Les territoires responsables, vus par Vincent Gollain
Le marketing s’est répandu dans les territoires depuis une quinzaine d’années, l’Adetem participant à ce mouvement grâce au Club Marketing Territorial en partenariat avec L’Institut Paris Region et le CNER. J’ai demandé à Vincent Gollain, co-président du Club et rédacteur en chef du site www.marketing-territorial.org de nous apporter son témoignage.
Vincent Gollain : En préambule, je dirai que le marketing territorial n’est pas un copier-coller du marketing d’entreprise. Il a fallu adapter ses techniques et les mettre en synergie avec des approches issues de l’économie régionale et urbaine, de la géographie, de la sociologie urbaine, etc. Autre point important, les territoires sont animés par la recherche de l’intérêt général, le marketing territorial se situe donc souvent dans des dynamiques collectives pour rassembler les acteurs de l’attractivité territoriale (collectivités territoriales, Etat, entreprises emblématiques, Chambres consulaires, universités, etc.) et agir ensemble.
Responsible Growth : Pris en ciseaux entre une multitude de contraintes économiques, technologiques, réglementaires, et leurs aspirations pour une gouvernance responsable, que font les territoires pour appréhender la situation ? …
Vincent Gollain : Il y a plus d’une dizaine d’années, l’accélération des transformations numériques ont poussé les territoires à s’intéresser au concept de « Smart City » souvent promu par des acteurs privés et des lieux innovants à travers le monde comme Singapour.
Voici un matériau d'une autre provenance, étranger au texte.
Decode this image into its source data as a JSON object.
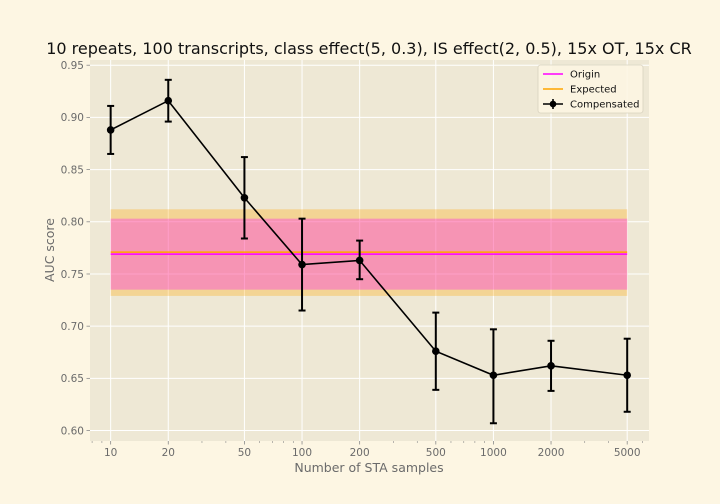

Ceci s’est traduit par une introduction parfois massive des technologies numériques pour mieux gérer le fonctionnement de la ville. Certains territoires en ont même fait un positionnement marketing. Néanmoins, ce modèle n’a pas réussi à s’imposer souvent du fait de la résistance des habitants et de leurs peurs d’une ville contrôlant de faits et gestes de tous. L’échec du projet de Google à Toronto est révélateur de cette évolution des populations occidentales.
Responsible Growth : Il y a encore quelques années, le digital semblait fixer le cap … mais aujourd’hui : comment résoudre le problème délicat de la prospective ?
Vincent Gollain : Si les habitants adoptent de plus en plus des outils du digital facilitant la vie quotidienne, les enjeux des villes et territoires sont surtout ailleurs : adaptation des espaces urbains aux enjeux du dérèglement climatique, lutte contre les disparités sociales et territoriales, besoin de convivialité dans les espaces publics, etc. Les territoires n’ont jamais abandonné l’approche prospective car accompagner les transformations des territoires se passent surtout dans le long terme. La viscosité des territoires nécessite la prise en compte du temps long et l’utilisation d’outils de planification (stratégie) territoriale à moyen-long terme par les collectivités territoriales. On peut même dire que les schémas de long terme sont nombreux dans les collectivités territoriales, de l’échelle communale aux grandes régions.
Responsible Growth : Dans ce contexte, quelle place pour un territoire réellement responsable ?
Vincent Gollain : On peut dire qu’un territoire responsable vise à améliorer durablement les conditions de vie de l’ensemble de ses habitants tout en évitant de dégrader l’environnement et les conditions sociales. C’est donc un équilibre délicat qui passe par une mise en synergie de politiques publiques et l’implication des parties -prenantes locales (habitants, entreprises, associations, etc.) dans des gouvernances collectives.
Tout ceci peut paraître parfois abstrait mais les bonnes pratiques montrent que ceux qui réussissent en ce sens ont mis en place un projet collectif de long terme et des outils et actions permettant d’atteindre les objectifs fixés. Et le marketing dans tout cela ? Il va être utilisé dans le cadre d’un projet territorial pour mieux comprendre les situations, attentes et craintes des parties prenantes, atteindre certains objectifs en matière d’attractivité et même agir sur les comportements de publics précis. Le marketing est donc à la fois mobilisé aux échelles stratégique et opérationnelle, mais aussi du diagnostic à l’évaluation des actions menées.